Hunter White is a history junior and Mustang News columnist. The views expressed in this column do not reflect the viewpoints and editorial coverage of Mustang News.
Despite the undeniable facts which point toward a chaotic world usurped entirely by the mad and the bloodthirsty, there remains an unquenchable hunger towards the divine.
This state of contradiction has been the central question of the 20th century explored in overwrought novels, Campbell’s Soup cans and World Wars. It is a space of constant searching, of wading through the grim and the entropic in search of some lost sublimity.
This is the space where John Coltrane composed music. He sought to preach through his horn as both his grandfathers had preached from the pulpit. After losing the coolest job in jazz as a member of Miles Davis’ band due to heroin addiction, Coltrane got clean and set himself on a righteous path of his own design, informed by an insatiable curiosity of about everything from world religions to Einstein.

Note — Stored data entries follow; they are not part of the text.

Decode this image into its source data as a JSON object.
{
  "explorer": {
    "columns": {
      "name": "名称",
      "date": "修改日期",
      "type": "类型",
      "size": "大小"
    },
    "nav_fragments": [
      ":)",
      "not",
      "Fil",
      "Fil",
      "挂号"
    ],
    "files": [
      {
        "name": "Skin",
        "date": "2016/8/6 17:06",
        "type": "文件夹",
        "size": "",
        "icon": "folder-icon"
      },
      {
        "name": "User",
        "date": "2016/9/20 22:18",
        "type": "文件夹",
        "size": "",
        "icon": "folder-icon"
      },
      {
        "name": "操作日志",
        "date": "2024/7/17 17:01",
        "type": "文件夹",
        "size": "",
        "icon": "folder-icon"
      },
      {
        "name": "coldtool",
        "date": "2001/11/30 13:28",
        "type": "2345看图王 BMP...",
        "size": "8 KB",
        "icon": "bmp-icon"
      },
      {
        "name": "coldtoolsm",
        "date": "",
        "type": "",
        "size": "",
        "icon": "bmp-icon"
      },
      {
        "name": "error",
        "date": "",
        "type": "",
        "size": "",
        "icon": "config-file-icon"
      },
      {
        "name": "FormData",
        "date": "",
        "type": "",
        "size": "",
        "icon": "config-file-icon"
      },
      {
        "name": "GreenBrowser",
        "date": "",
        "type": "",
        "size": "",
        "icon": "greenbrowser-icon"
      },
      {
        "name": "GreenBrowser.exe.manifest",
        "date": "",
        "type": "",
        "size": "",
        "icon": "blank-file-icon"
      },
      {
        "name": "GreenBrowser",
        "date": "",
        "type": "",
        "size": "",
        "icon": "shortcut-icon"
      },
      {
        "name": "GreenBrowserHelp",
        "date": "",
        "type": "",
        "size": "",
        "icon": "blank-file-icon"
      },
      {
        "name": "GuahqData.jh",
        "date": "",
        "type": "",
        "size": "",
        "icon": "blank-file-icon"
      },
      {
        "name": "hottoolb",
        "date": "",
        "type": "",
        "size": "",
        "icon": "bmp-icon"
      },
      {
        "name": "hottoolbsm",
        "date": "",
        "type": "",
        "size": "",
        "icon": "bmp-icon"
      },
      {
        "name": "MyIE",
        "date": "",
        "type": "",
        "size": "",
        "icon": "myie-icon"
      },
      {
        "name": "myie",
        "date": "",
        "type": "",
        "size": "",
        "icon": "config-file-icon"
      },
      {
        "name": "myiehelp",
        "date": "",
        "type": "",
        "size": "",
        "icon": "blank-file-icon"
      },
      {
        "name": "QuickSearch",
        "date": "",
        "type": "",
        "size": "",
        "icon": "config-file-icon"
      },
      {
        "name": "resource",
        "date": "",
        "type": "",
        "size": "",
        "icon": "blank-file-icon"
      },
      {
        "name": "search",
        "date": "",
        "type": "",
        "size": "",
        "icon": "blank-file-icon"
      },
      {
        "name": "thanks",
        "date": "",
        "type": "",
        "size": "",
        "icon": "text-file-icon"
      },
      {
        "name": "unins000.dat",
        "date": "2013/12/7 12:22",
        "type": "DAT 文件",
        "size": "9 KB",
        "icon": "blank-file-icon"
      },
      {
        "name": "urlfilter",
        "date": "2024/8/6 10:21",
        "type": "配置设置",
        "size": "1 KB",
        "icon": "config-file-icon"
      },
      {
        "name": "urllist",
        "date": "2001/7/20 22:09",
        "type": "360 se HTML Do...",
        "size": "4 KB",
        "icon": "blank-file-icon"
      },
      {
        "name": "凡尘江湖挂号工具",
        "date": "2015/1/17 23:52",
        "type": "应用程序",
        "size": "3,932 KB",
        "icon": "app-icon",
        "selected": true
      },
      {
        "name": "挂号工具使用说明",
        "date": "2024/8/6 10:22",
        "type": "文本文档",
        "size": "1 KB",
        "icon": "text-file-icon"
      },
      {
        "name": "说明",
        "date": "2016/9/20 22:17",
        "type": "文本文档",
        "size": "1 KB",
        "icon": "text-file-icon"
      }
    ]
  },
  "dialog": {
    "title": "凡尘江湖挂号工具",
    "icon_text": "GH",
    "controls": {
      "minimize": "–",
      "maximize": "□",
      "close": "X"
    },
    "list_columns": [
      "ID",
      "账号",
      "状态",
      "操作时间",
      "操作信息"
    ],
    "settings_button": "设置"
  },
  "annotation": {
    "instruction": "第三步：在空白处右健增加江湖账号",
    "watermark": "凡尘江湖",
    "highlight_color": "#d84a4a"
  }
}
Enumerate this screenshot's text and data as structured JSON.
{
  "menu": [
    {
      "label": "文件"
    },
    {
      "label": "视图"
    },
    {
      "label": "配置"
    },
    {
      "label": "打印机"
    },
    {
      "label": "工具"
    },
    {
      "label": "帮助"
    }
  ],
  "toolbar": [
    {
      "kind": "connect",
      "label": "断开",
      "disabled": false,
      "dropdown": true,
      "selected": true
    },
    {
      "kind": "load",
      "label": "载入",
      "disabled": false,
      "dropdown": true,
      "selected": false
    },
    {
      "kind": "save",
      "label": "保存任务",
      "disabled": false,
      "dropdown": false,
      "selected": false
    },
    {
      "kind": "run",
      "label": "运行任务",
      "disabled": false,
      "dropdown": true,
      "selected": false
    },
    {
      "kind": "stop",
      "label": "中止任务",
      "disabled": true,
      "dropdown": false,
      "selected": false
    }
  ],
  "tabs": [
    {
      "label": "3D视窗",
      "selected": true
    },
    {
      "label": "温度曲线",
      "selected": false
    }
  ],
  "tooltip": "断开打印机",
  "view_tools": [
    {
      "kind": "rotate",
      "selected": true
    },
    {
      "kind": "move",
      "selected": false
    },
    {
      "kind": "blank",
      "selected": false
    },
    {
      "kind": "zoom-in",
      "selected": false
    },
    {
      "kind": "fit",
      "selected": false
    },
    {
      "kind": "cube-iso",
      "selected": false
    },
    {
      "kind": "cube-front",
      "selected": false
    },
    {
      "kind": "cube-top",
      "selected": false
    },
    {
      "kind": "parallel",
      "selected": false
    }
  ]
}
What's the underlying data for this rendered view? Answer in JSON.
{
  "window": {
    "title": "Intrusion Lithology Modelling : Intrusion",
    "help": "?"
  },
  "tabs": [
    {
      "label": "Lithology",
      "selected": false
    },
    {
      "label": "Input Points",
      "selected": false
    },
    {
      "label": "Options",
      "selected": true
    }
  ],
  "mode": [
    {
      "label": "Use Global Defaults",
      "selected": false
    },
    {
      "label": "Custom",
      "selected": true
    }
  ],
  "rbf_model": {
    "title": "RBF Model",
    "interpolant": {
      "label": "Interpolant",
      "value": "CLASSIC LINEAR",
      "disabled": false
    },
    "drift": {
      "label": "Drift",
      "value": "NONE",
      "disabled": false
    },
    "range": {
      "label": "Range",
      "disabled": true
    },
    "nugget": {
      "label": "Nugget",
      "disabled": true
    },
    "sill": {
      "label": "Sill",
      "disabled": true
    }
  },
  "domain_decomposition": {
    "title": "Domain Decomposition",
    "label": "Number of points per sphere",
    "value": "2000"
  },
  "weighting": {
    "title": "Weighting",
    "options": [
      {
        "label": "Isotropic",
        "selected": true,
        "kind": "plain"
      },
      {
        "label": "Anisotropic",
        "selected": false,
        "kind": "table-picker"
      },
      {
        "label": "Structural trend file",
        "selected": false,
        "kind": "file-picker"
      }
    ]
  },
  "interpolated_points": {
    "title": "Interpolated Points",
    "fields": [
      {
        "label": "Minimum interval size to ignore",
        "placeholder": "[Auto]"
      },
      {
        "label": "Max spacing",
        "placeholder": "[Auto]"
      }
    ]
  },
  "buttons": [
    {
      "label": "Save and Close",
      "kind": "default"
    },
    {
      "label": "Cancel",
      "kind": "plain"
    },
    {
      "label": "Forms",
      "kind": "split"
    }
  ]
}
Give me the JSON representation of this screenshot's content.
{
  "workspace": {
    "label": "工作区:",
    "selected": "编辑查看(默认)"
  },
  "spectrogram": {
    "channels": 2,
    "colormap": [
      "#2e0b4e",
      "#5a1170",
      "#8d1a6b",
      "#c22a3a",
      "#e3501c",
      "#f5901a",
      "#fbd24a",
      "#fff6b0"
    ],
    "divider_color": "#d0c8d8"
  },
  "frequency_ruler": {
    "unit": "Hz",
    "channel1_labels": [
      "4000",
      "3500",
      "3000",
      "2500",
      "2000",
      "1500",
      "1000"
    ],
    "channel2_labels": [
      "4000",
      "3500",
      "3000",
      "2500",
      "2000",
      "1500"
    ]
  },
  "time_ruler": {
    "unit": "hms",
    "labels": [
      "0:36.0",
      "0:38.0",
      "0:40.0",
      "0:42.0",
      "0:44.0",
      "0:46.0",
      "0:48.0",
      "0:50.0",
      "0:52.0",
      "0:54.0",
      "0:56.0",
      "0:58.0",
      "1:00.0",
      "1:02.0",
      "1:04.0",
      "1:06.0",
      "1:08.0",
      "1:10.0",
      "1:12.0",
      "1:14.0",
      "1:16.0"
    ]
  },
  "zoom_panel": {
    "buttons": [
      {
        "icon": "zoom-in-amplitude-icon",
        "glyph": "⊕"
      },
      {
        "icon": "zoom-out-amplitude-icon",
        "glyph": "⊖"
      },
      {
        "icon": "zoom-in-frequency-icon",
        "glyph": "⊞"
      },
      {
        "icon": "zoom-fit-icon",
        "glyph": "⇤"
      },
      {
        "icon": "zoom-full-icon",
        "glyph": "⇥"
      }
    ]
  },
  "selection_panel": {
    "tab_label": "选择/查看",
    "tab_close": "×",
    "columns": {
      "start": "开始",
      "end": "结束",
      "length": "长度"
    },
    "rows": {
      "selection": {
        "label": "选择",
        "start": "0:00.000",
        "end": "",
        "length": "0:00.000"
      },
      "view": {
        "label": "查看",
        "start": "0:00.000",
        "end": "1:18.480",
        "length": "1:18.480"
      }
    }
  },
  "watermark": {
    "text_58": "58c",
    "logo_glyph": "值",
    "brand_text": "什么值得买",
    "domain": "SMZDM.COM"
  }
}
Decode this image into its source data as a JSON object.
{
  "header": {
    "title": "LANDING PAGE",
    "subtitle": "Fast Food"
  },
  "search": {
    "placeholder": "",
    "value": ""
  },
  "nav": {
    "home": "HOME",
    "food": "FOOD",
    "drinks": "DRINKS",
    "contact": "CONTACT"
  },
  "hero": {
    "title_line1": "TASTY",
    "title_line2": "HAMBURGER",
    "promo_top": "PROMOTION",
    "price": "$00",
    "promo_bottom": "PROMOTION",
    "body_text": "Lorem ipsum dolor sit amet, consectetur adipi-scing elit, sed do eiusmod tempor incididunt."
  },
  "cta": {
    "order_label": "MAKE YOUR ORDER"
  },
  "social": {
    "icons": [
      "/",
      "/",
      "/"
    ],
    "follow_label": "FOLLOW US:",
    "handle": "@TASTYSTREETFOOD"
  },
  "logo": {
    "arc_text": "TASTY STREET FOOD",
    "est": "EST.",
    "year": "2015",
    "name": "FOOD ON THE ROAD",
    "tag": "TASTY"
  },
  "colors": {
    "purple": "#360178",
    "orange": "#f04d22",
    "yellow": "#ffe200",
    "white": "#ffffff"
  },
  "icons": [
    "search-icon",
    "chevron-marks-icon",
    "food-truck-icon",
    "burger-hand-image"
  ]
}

Like any self-respecting prophet, he cloistered himself away in the attic of his home for five days, coming down only for the bare nourishment needed to keep going. “Like Moses coming down from the mountain,” Coltrane’s wife recalled of Coltrane on his return after the completion of his defining record. Through the strength of his composition, Coltrane sought to express all he had come to know of God and of himself in the only language capable of conveying it.
This audacious attempt to reach heaven on the wind of a saxophone culminated in his magnum opus: the 1965 record “A Love Supreme.” In only 30 minutes, Coltrane drags the listener through the totality of human experience. The album opens with a flourish and a resounding gong while washing cymbals pull the curtain back for the four-note motif and messianic chant, which lives within the whole movement. The album descends into an improvised chaos, which physically drives the listener back into dark valleys where the warmth of the preceding minutes has melted away till it seems to have never been present. The mind recoils against the loping bass, once again consumed by black thoughts and oozing paranoia.
Just as the weight of it grows beyond what one can bear, when all hope is lost and Christ descends into hell, a piano rings; rolling drums and rattling cymbals open into a clear sky where the drone of Coltrane’s saxophone glows with a love supreme. It is a moment every bit as miraculous as any burning bush.
When asked less than a year before his death of his plans for the next decade, Coltrane replied, “Sainthood.” He was not a man of meager ambition. This ambition would see reality in The Saint John Coltrane Church, which holds service to this day. Of course the deification of a mid-century American saxophonist may seem a tad ludicrous, but if you are willing to posit that man can in fact grab hold of some piece of the divine, then there is reason to consider “A Love Supreme” alongside the Bible or “The Bhagavad Gita.” While the final two will leave you with plenty of snappy new aphorisms and rules for nomadic shepherds, the former will leave you only in awe.